Variety of practices

Robo-signing refers to a variety of practices. It can mean a qualified executive in the mortgage industry signs a mortgage affidavit document without verifying the information. It can mean someone forges an executive's signature, or a lower-level employee signs his or her own name with a fake title. It also can mean failing to comply with notary procedures.

In all of these cases, robo-signing involves people signing documents and swearing to their accuracy without verifying any of the information.

Most of the tainted mortgage documents in question last fall were related to homes in foreclosure.
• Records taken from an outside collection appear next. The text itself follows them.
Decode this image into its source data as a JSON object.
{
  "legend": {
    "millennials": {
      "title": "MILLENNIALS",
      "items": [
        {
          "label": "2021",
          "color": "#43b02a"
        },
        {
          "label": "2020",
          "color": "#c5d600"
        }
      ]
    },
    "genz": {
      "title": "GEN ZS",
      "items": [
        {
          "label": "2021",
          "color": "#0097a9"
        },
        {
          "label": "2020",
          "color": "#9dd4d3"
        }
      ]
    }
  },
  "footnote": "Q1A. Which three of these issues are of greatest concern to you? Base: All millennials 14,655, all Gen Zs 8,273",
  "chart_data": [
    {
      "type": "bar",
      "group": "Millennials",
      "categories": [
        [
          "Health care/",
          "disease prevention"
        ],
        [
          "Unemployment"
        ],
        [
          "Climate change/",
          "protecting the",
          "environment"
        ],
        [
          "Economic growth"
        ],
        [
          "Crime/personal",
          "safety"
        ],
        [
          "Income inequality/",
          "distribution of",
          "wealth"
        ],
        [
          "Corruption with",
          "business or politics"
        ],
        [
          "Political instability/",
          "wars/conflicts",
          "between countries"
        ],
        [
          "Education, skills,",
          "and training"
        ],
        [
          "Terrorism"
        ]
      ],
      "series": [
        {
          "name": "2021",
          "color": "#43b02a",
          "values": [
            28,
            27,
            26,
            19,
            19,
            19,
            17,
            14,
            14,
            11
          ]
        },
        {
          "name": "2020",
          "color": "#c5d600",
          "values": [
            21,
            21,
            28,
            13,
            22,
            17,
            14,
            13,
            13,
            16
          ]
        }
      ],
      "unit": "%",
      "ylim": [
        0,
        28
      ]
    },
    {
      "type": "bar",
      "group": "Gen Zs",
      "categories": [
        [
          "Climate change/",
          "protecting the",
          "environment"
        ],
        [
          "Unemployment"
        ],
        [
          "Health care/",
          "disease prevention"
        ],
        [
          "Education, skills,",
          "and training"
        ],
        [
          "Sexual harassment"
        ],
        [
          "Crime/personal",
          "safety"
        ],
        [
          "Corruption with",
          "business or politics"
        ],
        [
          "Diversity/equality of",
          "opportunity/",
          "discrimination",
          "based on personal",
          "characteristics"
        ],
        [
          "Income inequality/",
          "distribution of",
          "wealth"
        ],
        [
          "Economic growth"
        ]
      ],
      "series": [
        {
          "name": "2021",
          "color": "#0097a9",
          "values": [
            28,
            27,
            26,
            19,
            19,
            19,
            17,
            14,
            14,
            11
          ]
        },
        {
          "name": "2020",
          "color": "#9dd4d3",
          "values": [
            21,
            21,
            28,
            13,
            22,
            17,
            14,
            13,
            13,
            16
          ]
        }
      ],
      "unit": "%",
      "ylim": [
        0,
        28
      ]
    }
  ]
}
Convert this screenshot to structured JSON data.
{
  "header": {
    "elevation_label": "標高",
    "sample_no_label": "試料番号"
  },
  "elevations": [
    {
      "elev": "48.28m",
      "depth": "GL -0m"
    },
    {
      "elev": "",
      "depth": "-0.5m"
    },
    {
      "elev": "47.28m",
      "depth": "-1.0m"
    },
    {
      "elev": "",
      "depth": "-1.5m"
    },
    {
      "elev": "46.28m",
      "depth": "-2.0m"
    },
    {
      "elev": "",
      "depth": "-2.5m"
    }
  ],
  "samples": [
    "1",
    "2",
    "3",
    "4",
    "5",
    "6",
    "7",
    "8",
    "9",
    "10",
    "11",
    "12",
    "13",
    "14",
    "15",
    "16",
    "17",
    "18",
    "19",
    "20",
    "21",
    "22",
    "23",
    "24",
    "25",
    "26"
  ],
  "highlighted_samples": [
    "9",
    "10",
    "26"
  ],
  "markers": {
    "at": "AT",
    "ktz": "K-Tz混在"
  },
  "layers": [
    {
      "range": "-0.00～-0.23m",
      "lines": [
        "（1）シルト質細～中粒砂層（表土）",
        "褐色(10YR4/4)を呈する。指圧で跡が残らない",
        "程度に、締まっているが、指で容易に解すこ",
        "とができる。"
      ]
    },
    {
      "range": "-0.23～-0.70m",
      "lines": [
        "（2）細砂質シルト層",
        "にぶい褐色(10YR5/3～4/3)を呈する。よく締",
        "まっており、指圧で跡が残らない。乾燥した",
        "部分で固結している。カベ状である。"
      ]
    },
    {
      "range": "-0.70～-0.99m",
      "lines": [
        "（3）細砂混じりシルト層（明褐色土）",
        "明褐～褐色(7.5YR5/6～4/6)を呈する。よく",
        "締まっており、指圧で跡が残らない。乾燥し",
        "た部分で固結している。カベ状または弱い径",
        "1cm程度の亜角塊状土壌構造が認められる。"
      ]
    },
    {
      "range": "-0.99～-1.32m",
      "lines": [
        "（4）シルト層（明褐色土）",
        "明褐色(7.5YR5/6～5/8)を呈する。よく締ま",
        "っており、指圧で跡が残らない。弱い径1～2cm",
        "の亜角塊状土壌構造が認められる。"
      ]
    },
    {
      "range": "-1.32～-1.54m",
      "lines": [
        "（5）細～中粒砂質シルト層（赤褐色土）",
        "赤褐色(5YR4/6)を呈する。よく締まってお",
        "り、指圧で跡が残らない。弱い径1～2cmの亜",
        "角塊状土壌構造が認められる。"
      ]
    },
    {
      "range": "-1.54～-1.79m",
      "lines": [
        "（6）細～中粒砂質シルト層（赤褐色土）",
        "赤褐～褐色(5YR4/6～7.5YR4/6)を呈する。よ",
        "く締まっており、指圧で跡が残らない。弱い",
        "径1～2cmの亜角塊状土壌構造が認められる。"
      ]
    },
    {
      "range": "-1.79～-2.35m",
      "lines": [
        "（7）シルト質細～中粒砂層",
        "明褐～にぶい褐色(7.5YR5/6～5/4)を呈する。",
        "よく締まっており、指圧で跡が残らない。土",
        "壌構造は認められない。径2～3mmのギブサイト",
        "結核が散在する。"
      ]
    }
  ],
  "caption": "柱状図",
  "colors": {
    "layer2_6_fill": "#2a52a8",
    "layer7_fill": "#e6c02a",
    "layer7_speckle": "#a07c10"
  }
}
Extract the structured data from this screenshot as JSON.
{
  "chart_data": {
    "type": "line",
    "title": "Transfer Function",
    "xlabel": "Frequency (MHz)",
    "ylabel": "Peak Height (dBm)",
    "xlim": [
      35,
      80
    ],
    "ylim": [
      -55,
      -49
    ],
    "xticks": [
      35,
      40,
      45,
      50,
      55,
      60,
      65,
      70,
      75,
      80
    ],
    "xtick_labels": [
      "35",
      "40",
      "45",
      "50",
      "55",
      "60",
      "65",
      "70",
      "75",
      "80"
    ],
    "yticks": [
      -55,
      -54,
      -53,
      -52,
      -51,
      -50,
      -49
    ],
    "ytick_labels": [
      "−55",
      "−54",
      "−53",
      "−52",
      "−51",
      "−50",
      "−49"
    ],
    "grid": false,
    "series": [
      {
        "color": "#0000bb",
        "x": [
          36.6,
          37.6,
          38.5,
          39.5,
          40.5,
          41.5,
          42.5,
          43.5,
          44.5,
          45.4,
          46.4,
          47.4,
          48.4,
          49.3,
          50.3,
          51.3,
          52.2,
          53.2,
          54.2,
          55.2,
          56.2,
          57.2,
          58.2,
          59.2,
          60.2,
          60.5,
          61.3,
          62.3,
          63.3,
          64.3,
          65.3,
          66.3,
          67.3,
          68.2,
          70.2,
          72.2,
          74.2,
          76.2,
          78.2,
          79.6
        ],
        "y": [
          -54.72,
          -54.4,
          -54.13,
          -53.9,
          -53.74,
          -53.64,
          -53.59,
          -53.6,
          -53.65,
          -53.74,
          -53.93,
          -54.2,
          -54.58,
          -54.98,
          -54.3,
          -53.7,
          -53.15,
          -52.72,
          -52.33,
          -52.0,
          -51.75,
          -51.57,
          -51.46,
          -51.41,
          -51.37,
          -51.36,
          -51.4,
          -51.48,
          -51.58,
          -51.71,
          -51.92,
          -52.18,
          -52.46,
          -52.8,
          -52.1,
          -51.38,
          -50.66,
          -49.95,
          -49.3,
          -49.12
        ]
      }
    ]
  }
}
But much of the suspect paperwork that has been filed since then is for refinancing or for new purchases by people who are in good standing in the eyes of the bank. In addition, foreclosures are down 30 percent this year from last. Home sales have also fallen. So the new suspect documents come at a time much less paperwork is streaming through the nation's mortgage machinery.

Jeff Thigpen, the register of deeds in North Carolina's Guilford County, says fewer than 40 of the 456 suspect documents filed to his office since October involved foreclosures.

In the original version of this story about the continued practice of using fraudulent signatures on mortgage documents, called robo-signing, The Associated Press, relying on information from the Essex County registrar of deeds in Salem, Mass., erroneously reported that since Oct. 1, 2010, the office received 1,300 documents all robo-signed with the name Linda Green. That office now says none of these documents had Green's signature but instead carried signatures of other known robo-signers. Green worked for DocX, a mortgage paperwork processing company that shut down in May 2010, four months before the robo-signing scandal came to light.